After looking into this I can see that when turning off and then back on apple MDM a new file vault profile is sent to the host, so it seems Fleet is creating and redeploying the new profiles so they will work with the new SCEP CA. Despite this, I am not able to confirm that disk encryption feature is still working after this flow. I'm not able to retrieve the disk encryption key and it seems it is no longer being escrowed into fleet. below I have summerised the flow I am seeing:

• The initial flow of enrolling a host and enabling disk encryption works. I can see the disk encrytion key is escrowed into fleet, and able to retrieve it via fleet UI or API
• After turning off and on Apple mdm and re-enrolling the same host into Fleet MDM (without disabling disk encryption first), the device shows all expected profiles (including the new file vault profile) but Fleet continues to show the “enable disk encryption” banner. I have confirmed that file vault is still enabled and managed by Fleet on the host.

• The original escrowed key disappears from host_disk_encryption_keys and the column for base64_encrypted is now empty, and attempts to get the key via the UI or API return “resource not found,”

• Orbit logs on the host report failed to re-enable Escrow Buddy in the authorization database.

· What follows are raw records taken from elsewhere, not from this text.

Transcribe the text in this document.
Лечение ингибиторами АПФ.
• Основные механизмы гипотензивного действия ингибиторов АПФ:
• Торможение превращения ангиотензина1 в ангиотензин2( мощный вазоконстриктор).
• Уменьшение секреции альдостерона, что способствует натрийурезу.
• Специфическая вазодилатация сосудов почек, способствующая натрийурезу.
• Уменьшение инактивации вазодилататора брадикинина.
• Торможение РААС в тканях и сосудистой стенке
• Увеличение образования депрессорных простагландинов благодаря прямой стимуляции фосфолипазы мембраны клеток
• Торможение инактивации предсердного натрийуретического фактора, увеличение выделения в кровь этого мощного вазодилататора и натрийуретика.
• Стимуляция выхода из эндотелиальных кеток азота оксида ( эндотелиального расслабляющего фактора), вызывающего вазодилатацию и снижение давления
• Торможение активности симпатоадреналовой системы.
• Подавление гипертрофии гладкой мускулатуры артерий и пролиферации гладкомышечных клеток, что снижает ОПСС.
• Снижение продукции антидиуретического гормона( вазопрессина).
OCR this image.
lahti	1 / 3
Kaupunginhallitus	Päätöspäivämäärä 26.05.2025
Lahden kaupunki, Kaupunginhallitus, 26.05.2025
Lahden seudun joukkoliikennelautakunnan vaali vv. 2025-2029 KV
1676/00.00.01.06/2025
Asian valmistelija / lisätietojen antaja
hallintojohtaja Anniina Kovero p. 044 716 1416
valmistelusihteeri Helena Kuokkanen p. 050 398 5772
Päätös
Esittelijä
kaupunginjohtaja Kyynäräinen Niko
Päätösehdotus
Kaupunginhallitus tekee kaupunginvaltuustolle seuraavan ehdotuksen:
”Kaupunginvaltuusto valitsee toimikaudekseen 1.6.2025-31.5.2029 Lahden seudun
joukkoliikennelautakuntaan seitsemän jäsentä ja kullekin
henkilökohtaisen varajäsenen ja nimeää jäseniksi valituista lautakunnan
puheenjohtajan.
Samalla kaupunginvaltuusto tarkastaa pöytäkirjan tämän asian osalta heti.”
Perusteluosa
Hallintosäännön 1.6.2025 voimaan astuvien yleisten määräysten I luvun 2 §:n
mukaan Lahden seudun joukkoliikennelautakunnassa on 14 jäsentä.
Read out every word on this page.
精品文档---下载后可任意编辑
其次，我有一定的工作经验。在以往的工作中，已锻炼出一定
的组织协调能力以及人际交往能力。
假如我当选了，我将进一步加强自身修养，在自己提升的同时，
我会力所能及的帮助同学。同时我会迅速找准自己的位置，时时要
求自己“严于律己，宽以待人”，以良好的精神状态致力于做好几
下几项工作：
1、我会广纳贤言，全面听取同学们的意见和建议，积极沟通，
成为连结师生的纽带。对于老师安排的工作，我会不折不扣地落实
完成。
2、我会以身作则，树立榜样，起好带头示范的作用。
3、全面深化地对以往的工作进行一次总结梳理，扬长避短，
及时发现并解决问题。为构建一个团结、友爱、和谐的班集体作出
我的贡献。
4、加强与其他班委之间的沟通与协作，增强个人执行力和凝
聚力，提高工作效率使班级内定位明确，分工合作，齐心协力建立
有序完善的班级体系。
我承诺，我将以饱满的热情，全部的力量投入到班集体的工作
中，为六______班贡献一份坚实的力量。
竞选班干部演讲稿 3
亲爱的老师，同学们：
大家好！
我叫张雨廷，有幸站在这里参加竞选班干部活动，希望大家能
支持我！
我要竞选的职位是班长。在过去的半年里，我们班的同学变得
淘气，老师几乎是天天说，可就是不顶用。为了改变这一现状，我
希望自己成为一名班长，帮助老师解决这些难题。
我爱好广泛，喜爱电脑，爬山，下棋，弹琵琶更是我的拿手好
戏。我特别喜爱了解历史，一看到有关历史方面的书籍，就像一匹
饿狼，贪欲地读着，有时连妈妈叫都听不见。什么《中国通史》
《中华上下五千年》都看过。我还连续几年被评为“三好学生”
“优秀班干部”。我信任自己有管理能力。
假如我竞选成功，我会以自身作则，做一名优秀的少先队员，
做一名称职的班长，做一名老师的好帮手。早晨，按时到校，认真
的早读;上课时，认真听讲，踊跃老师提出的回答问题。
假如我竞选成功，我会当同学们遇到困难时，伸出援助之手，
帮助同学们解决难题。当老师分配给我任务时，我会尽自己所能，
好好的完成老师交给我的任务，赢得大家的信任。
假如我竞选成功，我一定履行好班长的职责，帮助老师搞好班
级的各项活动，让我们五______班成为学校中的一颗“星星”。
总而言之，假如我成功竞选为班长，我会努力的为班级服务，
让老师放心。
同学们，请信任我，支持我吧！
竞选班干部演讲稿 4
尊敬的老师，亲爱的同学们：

• Restarting the host and refetching even after a few hours doesn't resolve the issue. At this point it seems the disk encryption feature is no longer working (Fleet users can no longer get the disk encryption key) via the UI or API
• The old key is still stored in the host_disk_encryption_keys_archive table

[ghernandez345]

@MagnusHJensen im gonna move back to ready status as the behaviour im seeing is similar to what the original big describes

[JordanMontgomery]

This looks good in my testing. Turned MDM on, verified profile existed, turned it back off, turned it on again, verified via DB profile was updated, enrolled encrypted host, logged out, verified encryption key got archived

[fleet-release]

FileVault's glow dims, Fleet adjusts, redeploying, Secure keys resurge.